Manual "pool" with limit and line re-sorting
This is a manual example of the Pool.map, but instead of consuming an entire iterable in one go, you can set a queue size so that you are only feeding it piece by piece as fast as it can process. I also added the line numbers so that you can track them and refer to them if you want, later on.
from multiprocessing import Process, Manager
import time
import itertools
def do_work(in_queue, out_list):
while True:
item = in_queue.get()
line_no, line = item
# exit signal
if line == None:
return
# fake work
time.sleep(.5)
result = (line_no, line)
out_list.append(result)
if __name__ == "__main__":
num_workers = 4
manager = Manager()
results = manager.list()
work = manager.Queue(num_workers)
# start for workers
pool = []
for i in xrange(num_workers):
p = Process(target=do_work, args=(work, results))
p.start()
pool.append(p)
# produce data
with open("source.txt") as f:
iters = itertools.chain(f, (None,)*num_workers)

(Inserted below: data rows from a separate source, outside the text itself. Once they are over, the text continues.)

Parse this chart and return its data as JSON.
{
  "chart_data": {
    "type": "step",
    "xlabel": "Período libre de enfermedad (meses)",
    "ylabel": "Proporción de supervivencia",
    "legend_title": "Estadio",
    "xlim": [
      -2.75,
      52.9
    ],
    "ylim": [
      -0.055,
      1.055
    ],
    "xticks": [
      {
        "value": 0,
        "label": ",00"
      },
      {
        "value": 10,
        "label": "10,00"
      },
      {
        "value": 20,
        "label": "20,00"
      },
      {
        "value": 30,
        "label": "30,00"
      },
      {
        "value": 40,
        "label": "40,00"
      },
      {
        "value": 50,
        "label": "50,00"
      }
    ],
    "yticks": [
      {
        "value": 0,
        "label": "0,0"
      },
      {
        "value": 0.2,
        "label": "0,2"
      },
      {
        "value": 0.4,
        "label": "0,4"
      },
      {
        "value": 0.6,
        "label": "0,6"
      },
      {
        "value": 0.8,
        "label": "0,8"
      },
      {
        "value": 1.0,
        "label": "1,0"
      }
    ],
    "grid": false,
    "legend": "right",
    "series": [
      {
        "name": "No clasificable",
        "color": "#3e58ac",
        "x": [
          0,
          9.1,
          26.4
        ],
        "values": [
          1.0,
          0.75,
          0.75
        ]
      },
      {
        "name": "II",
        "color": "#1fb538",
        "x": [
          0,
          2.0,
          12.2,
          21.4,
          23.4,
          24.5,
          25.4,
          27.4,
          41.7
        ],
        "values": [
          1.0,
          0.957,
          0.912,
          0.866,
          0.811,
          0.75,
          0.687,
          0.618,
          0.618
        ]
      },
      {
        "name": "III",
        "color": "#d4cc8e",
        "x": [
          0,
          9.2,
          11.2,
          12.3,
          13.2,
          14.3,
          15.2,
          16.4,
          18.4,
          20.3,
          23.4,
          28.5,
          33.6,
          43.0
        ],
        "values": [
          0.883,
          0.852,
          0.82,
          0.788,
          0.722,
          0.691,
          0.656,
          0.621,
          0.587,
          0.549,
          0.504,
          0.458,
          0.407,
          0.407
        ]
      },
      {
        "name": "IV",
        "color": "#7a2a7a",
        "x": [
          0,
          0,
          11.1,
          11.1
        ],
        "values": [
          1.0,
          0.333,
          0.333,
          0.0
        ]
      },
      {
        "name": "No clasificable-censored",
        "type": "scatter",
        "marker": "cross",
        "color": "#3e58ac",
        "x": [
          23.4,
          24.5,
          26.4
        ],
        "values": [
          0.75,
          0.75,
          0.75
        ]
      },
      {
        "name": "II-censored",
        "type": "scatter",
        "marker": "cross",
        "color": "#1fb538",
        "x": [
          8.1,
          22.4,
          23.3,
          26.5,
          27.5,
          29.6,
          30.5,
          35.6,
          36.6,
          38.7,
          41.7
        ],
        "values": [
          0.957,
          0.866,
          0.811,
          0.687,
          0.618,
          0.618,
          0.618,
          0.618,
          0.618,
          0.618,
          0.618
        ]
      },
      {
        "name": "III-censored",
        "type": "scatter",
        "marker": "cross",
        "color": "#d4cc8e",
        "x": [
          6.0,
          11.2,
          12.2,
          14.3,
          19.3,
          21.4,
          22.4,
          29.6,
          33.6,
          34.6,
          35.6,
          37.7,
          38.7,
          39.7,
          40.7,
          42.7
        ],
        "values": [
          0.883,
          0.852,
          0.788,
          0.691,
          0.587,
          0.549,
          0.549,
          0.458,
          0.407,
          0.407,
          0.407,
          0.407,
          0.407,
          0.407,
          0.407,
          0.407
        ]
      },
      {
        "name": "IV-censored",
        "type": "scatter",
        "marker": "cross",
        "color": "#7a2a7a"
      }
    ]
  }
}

for num_and_line in enumerate(iters):
work.put(num_and_line)
for p in pool:
p.join()
# get the results
# example: [(1, "foo"), (10, "bar"), (0, "start")]
print sorted(results)
Here's a really stupid example that I cooked up:
import os.path
import multiprocessing
def newlinebefore(f,n):
f.seek(n)
c=f.read(1)
while c!='\n' and n > 0:
n-=1
f.seek(n)
c=f.read(1)
f.seek(n)
return n
filename='gpdata.dat' #your filename goes here.
fsize=os.path.getsize(filename) #size of file (in bytes)
#break the file into 20 chunks for processing.
nchunks=20
initial_chunks=range(1,fsize,fsize/nchunks)
#You could also do something like:
#initial_chunks=range(1,fsize,max_chunk_size_in_bytes) #this should work too.
with open(filename,'r') as f:
start_byte=sorted(set([newlinebefore(f,i) for i in initial_chunks]))
end_byte=[i-1 for i in start_byte] [1:] + [None]
def process_piece(filename,start,end):
with open(filename,'r') as f:
f.seek(start+1)
if(end is None):
text=f.read()
else:
nbytes=end-start+1
text=f.read(nbytes)
# process text here. createing some object to be returned
# You could wrap text into a StringIO object if you want to be able to
# read from it the way you would a file.
returnobj=text
return returnobj
def wrapper(args):
return process_piece(*args)
filename_repeated=[filename]*len(start_byte)
args=zip(filename_repeated,start_byte,end_byte)
pool=multiprocessing.Pool(4)
result=pool.map(wrapper,args)
#Now take your results and write them to the database.
print "".join(result) #I just print it to make sure I get my file back ...
The tricky part here is to make sure that we split the file on newline characters so that you don't miss any lines (or only read partial lines). Then, each process reads it's part of the file and returns an object which can be put into the database by the main thread. Of course, you may even need to do this part in chunks so that you don't have to keep all of the information in memory at once. (this is quite easily accomplished -- just split the "args" list into X chunks and call pool.map(wrapper,chunk) -- See here)
well break the single big file into multiple smaller files and have each of them processed in separate threads.